Kapitel 36

Combien de personnes l'enviaient à l'époque ! Son mari n'avait que deux concubines et, après quatre ans sans enfant, il n'avait plus accueilli de femmes à la maison. Mais ses espoirs furent anéantis : son mari ramenait à la maison une femme sur le point d'accoucher – nul autre que celle qu'elle détestait le plus, Li Shi !

« Me respecter ? » railla la Troisième Sœur, ajoutant froidement : « S’il tenait à moi, aurait-il commis un acte aussi honteux ? »

An Ran soupira doucement.

«

Troisième sœur, je vais te dire quelque chose qui ne va pas te plaire. Si tu continues à penser comme ça, tu t'enlises dans tes schémas de pensée.

» dit An Ran à voix basse. «

Je sais que tu te sens lésée, mais si tu veux résoudre le problème actuel, il va falloir que tu acceptes la situation.

»

La Troisième Sœur fut d'abord surprise, puis ses yeux s'injectèrent de sang.

« Tu dois prendre l'initiative. Même si tu détestes cette Li, tu dois faire croire aux gens que tu l'as accueillie. » Avant que San Niang ne puisse répliquer, An Ran a prévenu : « Que ce soit ton choix ou non, peu importe. Le plus important, c'est de faire croire ça aux autres. »

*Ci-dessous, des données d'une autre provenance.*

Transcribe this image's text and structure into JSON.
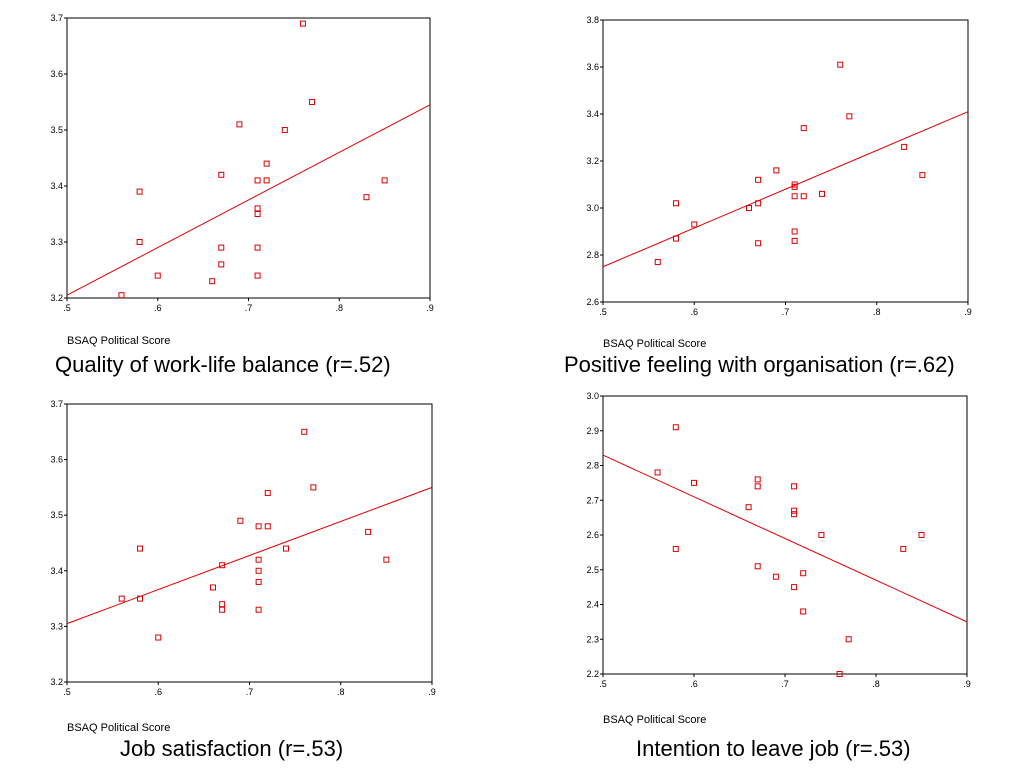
{
  "chart_data": [
    {
      "type": "scatter",
      "title": "Quality of work-life balance (r=.52)",
      "xlabel": "BSAQ Political Score",
      "ylabel": "",
      "xlim": [
        0.5,
        0.9
      ],
      "ylim": [
        3.2,
        3.7
      ],
      "xticks": [
        ".5",
        ".6",
        ".7",
        ".8",
        ".9"
      ],
      "yticks": [
        "3.2",
        "3.3",
        "3.4",
        "3.5",
        "3.6",
        "3.7"
      ],
      "marker_color": "#dd0000",
      "line_color": "#dd0000",
      "points": [
        [
          0.56,
          3.205
        ],
        [
          0.58,
          3.39
        ],
        [
          0.58,
          3.3
        ],
        [
          0.6,
          3.24
        ],
        [
          0.66,
          3.23
        ],
        [
          0.67,
          3.42
        ],
        [
          0.67,
          3.29
        ],
        [
          0.67,
          3.26
        ],
        [
          0.69,
          3.51
        ],
        [
          0.71,
          3.41
        ],
        [
          0.71,
          3.36
        ],
        [
          0.71,
          3.35
        ],
        [
          0.71,
          3.29
        ],
        [
          0.71,
          3.24
        ],
        [
          0.72,
          3.44
        ],
        [
          0.72,
          3.41
        ],
        [
          0.74,
          3.5
        ],
        [
          0.76,
          3.69
        ],
        [
          0.77,
          3.55
        ],
        [
          0.83,
          3.38
        ],
        [
          0.85,
          3.41
        ]
      ],
      "fit_line": [
        [
          0.5,
          3.205
        ],
        [
          0.9,
          3.545
        ]
      ]
    },
    {
      "type": "scatter",
      "title": "Positive feeling with organisation (r=.62)",
      "xlabel": "BSAQ Political Score",
      "ylabel": "",
      "xlim": [
        0.5,
        0.9
      ],
      "ylim": [
        2.6,
        3.8
      ],
      "xticks": [
        ".5",
        ".6",
        ".7",
        ".8",
        ".9"
      ],
      "yticks": [
        "2.6",
        "2.8",
        "3.0",
        "3.2",
        "3.4",
        "3.6",
        "3.8"
      ],
      "marker_color": "#dd0000",
      "line_color": "#dd0000",
      "points": [
        [
          0.56,
          2.77
        ],
        [
          0.58,
          3.02
        ],
        [
          0.58,
          2.87
        ],
        [
          0.6,
          2.93
        ],
        [
          0.66,
          3.0
        ],
        [
          0.67,
          3.12
        ],
        [
          0.67,
          3.02
        ],
        [
          0.67,
          2.85
        ],
        [
          0.69,
          3.16
        ],
        [
          0.71,
          3.1
        ],
        [
          0.71,
          3.09
        ],
        [
          0.71,
          3.05
        ],
        [
          0.71,
          2.9
        ],
        [
          0.71,
          2.86
        ],
        [
          0.72,
          3.34
        ],
        [
          0.72,
          3.05
        ],
        [
          0.74,
          3.06
        ],
        [
          0.76,
          3.61
        ],
        [
          0.77,
          3.39
        ],
        [
          0.83,
          3.26
        ],
        [
          0.85,
          3.14
        ]
      ],
      "fit_line": [
        [
          0.5,
          2.75
        ],
        [
          0.9,
          3.41
        ]
      ]
    },
    {
      "type": "scatter",
      "title": "Job satisfaction (r=.53)",
      "xlabel": "BSAQ Political Score",
      "ylabel": "",
      "xlim": [
        0.5,
        0.9
      ],
      "ylim": [
        3.2,
        3.7
      ],
      "xticks": [
        ".5",
        ".6",
        ".7",
        ".8",
        ".9"
      ],
      "yticks": [
        "3.2",
        "3.3",
        "3.4",
        "3.5",
        "3.6",
        "3.7"
      ],
      "marker_color": "#dd0000",
      "line_color": "#dd0000",
      "points": [
        [
          0.56,
          3.35
        ],
        [
          0.58,
          3.44
        ],
        [
          0.58,
          3.35
        ],
        [
          0.6,
          3.28
        ],
        [
          0.66,
          3.37
        ],
        [
          0.67,
          3.41
        ],
        [
          0.67,
          3.34
        ],
        [
          0.67,
          3.33
        ],
        [
          0.69,
          3.49
        ],
        [
          0.71,
          3.48
        ],
        [
          0.71,
          3.42
        ],
        [
          0.71,
          3.4
        ],
        [
          0.71,
          3.38
        ],
        [
          0.71,
          3.33
        ],
        [
          0.72,
          3.54
        ],
        [
          0.72,
          3.48
        ],
        [
          0.74,
          3.44
        ],
        [
          0.76,
          3.65
        ],
        [
          0.77,
          3.55
        ],
        [
          0.83,
          3.47
        ],
        [
          0.85,
          3.42
        ]
      ],
      "fit_line": [
        [
          0.5,
          3.305
        ],
        [
          0.9,
          3.55
        ]
      ]
    },
    {
      "type": "scatter",
      "title": "Intention to leave job (r=.53)",
      "xlabel": "BSAQ Political Score",
      "ylabel": "",
      "xlim": [
        0.5,
        0.9
      ],
      "ylim": [
        2.2,
        3.0
      ],
      "xticks": [
        ".5",
        ".6",
        ".7",
        ".8",
        ".9"
      ],
      "yticks": [
        "2.2",
        "2.3",
        "2.4",
        "2.5",
        "2.6",
        "2.7",
        "2.8",
        "2.9",
        "3.0"
      ],
      "marker_color": "#dd0000",
      "line_color": "#dd0000",
      "points": [
        [
          0.56,
          2.78
        ],
        [
          0.58,
          2.91
        ],
        [
          0.58,
          2.56
        ],
        [
          0.6,
          2.75
        ],
        [
          0.66,
          2.68
        ],
        [
          0.67,
          2.76
        ],
        [
          0.67,
          2.74
        ],
        [
          0.67,
          2.51
        ],
        [
          0.69,
          2.48
        ],
        [
          0.71,
          2.74
        ],
        [
          0.71,
          2.67
        ],
        [
          0.71,
          2.66
        ],
        [
          0.71,
          2.45
        ],
        [
          0.72,
          2.49
        ],
        [
          0.72,
          2.38
        ],
        [
          0.74,
          2.6
        ],
        [
          0.76,
          2.2
        ],
        [
          0.77,
          2.3
        ],
        [
          0.83,
          2.56
        ],
        [
          0.85,
          2.6
        ]
      ],
      "fit_line": [
        [
          0.5,
          2.83
        ],
        [
          0.9,
          2.35
        ]
      ]
    }
  ]
}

« Si votre beau-frère ou la princesse consort l’amènent, les choses seront complètement différentes. Non seulement elle ne sera plus sous votre contrôle, mais votre beau-frère et la princesse consort penseront également que vous n’êtes ni assez généreux ni assez raisonnable. »

La troisième sœur ne put s'empêcher de ricaner : « Suis-je censée accepter son thé et attendre qu'elle se prosterne et m'appelle sœur ? »

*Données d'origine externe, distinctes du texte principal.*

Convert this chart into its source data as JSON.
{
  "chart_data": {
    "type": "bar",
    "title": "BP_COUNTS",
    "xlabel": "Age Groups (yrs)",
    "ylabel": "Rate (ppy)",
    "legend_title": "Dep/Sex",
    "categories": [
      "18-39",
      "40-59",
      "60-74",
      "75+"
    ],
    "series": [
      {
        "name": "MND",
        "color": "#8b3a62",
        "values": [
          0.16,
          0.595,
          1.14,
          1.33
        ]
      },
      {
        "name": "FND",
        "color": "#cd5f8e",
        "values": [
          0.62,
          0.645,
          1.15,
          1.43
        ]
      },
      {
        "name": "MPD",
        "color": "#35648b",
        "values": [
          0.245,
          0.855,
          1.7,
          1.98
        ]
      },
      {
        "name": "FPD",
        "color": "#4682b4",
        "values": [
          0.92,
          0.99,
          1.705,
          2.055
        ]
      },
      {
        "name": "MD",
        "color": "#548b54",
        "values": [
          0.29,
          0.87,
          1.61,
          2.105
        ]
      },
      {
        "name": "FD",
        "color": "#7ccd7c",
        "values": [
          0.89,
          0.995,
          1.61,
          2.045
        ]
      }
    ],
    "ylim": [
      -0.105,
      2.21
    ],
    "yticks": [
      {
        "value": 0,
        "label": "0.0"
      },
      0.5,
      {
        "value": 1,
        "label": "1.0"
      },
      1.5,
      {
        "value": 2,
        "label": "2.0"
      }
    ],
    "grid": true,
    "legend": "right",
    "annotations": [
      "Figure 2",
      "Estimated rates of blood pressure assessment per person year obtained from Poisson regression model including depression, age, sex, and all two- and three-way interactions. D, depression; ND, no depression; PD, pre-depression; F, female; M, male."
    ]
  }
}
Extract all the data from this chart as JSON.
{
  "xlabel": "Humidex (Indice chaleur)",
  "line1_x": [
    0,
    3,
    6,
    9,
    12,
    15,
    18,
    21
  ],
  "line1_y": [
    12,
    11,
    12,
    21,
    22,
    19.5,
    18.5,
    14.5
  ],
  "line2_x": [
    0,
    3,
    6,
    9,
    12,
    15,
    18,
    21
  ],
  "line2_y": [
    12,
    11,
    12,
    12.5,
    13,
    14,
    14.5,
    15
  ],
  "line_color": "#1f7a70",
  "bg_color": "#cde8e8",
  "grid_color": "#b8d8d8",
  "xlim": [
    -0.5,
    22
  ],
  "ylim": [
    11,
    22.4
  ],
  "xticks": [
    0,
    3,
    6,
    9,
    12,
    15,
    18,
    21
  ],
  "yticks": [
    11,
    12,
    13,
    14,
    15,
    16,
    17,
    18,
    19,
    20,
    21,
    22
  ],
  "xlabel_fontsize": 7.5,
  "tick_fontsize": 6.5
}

« Elle doit te servir le thé, mais tu n’as pas besoin de te prosterner. » An Ran perçut une pointe d’autodérision dans la voix de la Troisième Sœur, mais elle n’avait pas le choix. Elle ajouta sérieusement : « Li Shi est enceinte jusqu’aux dents. Si quelque chose tourne mal pendant qu’elle se prosterne, on dira de toi, à l’intérieur comme à l’extérieur, que tu es jalouse et que tu mets ton enfant en danger. »

La Troisième Sœur était si en colère qu'elle en était muette, incapable de dire quoi que ce soit.

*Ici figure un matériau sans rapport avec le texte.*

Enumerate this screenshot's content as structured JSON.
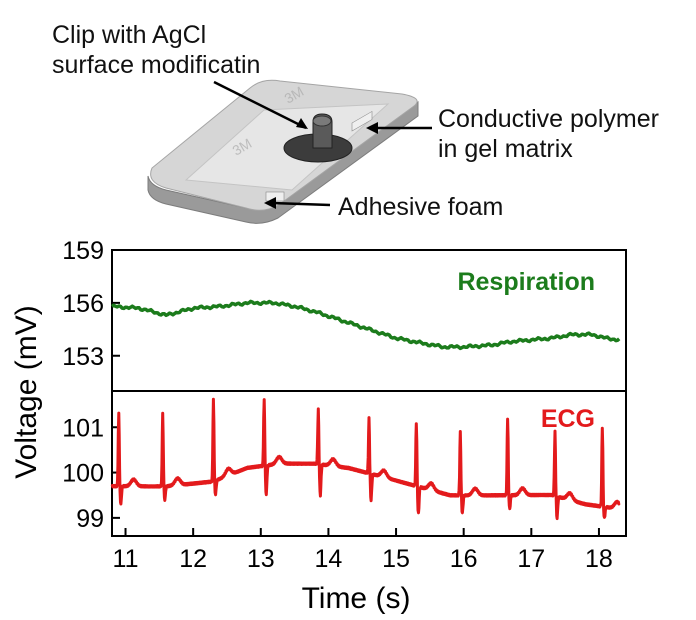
{
  "illustration": {
    "labels": {
      "clip_line1": "Clip with AgCl",
      "clip_line2": "surface modificatin",
      "polymer_line1": "Conductive polymer",
      "polymer_line2": "in gel matrix",
      "foam": "Adhesive foam"
    },
    "colors": {
      "pad": "#d2d2d2",
      "pad_edge": "#8e8e8e",
      "clip": "#3a3a3a",
      "gel": "#c9c9c9"
    }
  },
  "chart_data": [
    {
      "type": "line",
      "name": "Respiration",
      "series_label": "Respiration",
      "color": "#1c7c1c",
      "ylim": [
        151,
        159
      ],
      "yticks": [
        153,
        156,
        159
      ],
      "xlim": [
        10.8,
        18.4
      ],
      "points": [
        [
          10.8,
          155.8
        ],
        [
          11.2,
          155.7
        ],
        [
          11.6,
          155.3
        ],
        [
          12.0,
          155.7
        ],
        [
          12.4,
          155.8
        ],
        [
          12.8,
          156.0
        ],
        [
          13.2,
          156.0
        ],
        [
          13.5,
          155.8
        ],
        [
          13.8,
          155.5
        ],
        [
          14.2,
          155.0
        ],
        [
          14.6,
          154.5
        ],
        [
          15.0,
          154.0
        ],
        [
          15.4,
          153.7
        ],
        [
          15.7,
          153.5
        ],
        [
          16.0,
          153.5
        ],
        [
          16.4,
          153.6
        ],
        [
          16.7,
          153.8
        ],
        [
          17.0,
          153.9
        ],
        [
          17.3,
          154.0
        ],
        [
          17.6,
          154.2
        ],
        [
          17.9,
          154.2
        ],
        [
          18.1,
          154.0
        ],
        [
          18.3,
          153.9
        ]
      ]
    },
    {
      "type": "line",
      "name": "ECG",
      "series_label": "ECG",
      "color": "#e31a1c",
      "ylim": [
        98.6,
        101.8
      ],
      "yticks": [
        99,
        100,
        101
      ],
      "xlim": [
        10.8,
        18.4
      ],
      "baseline": [
        [
          10.8,
          99.7
        ],
        [
          11.6,
          99.7
        ],
        [
          12.3,
          99.8
        ],
        [
          12.8,
          100.1
        ],
        [
          13.3,
          100.2
        ],
        [
          13.8,
          100.2
        ],
        [
          14.3,
          100.1
        ],
        [
          14.8,
          99.9
        ],
        [
          15.3,
          99.7
        ],
        [
          15.8,
          99.5
        ],
        [
          16.3,
          99.5
        ],
        [
          16.8,
          99.5
        ],
        [
          17.3,
          99.5
        ],
        [
          17.8,
          99.3
        ],
        [
          18.3,
          99.2
        ]
      ],
      "beats": [
        {
          "t": 10.9,
          "r": 101.3,
          "s": 99.3
        },
        {
          "t": 11.55,
          "r": 101.3,
          "s": 99.4
        },
        {
          "t": 12.3,
          "r": 101.6,
          "s": 99.5
        },
        {
          "t": 13.05,
          "r": 101.6,
          "s": 99.5
        },
        {
          "t": 13.85,
          "r": 101.4,
          "s": 99.5
        },
        {
          "t": 14.6,
          "r": 101.2,
          "s": 99.4
        },
        {
          "t": 15.3,
          "r": 101.1,
          "s": 99.1
        },
        {
          "t": 15.95,
          "r": 100.9,
          "s": 99.1
        },
        {
          "t": 16.65,
          "r": 101.2,
          "s": 99.2
        },
        {
          "t": 17.35,
          "r": 100.9,
          "s": 99.0
        },
        {
          "t": 18.05,
          "r": 101.0,
          "s": 99.0
        }
      ]
    }
  ],
  "axes": {
    "xlabel": "Time (s)",
    "ylabel": "Voltage (mV)",
    "xticks": [
      11,
      12,
      13,
      14,
      15,
      16,
      17,
      18
    ]
  }
}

« Ça suffit ! » Après un long moment, la Troisième Sœur ricana de désespoir : « Devrais-je implorer la pitié de Yun Shen dès son retour ? »

An Ran secoua la tête.

« Bien sûr que non, tu devrais te mettre en colère. » An Ran cligna des yeux et dit : « C'est la faute de ton beau-frère au départ, il serait surpris que tu ne te mettes pas en colère ! De plus, tu as raison cette fois-ci, ton beau-frère devrait te présenter ses excuses ! »

La troisième sœur fut immédiatement déconcertée.

An Ran lui a-t-elle conseillé de supporter la situation, ou lui a-t-elle simplement conseillé d'exprimer sa frustration ?

« Ton beau-frère a fait une bêtise, tu as donc raison d'être en colère. Même une figurine d'argile a son caractère ! » expliqua Anran en détail à sa troisième belle-sœur : « Mais tu ne peux pas rester fâchée trop longtemps ni faire d'esclandre. Il suffit de faire comprendre ton état d'esprit. Une fois que ton beau-frère se sera calmé et aura présenté ses excuses, aussi furieuse que tu sois intérieurement, tu ne dois absolument rien laisser paraître. »

C'est tellement difficile d'être une femme.

Si vous n'êtes pas colérique, les autres penseront que vous êtes facile à intimider ; si vous êtes colérique, les autres diront que vous n'êtes pas vertueux.

«

Ma sœur, tu trouves ça injuste

?

» Voyant que la Troisième Sœur ne répondait pas, An Ran esquissa un sourire, mais une lueur d’inexplicable solitude traversa son regard. Elle pinça les lèvres et dit

: «

Entre les hommes et les femmes, entre les femmes, où est la justice

?

»

La troisième sœur resta silencieuse.

« Je comprends. » Elle finit par hocher la tête, mais ses yeux étaient emplis d'une tristesse indescriptible.

******

Yinping et Huaping restèrent à attendre anxieusement devant la porte.

On entendait les faibles murmures d'une dispute entre les deux sœurs, suivis du bruit sec de la porcelaine qui se brisait. À plusieurs reprises, les deux femmes résistèrent à l'envie d'entrer pour tenter de les réconcilier, et arpentèrent nerveusement le parvis.

La neuvième sœur, d'apparence fragile, parviendra-t-elle à persuader sa fille gâtée et arrogante ?

Les voix à l'intérieur s'estompèrent peu à peu, et ils n'entendirent plus rien.

Alors que les deux étaient plongés dans leurs pensées, la porte de la chambre fut soudainement ouverte de l'intérieur, surprenant Yinping et Huaping.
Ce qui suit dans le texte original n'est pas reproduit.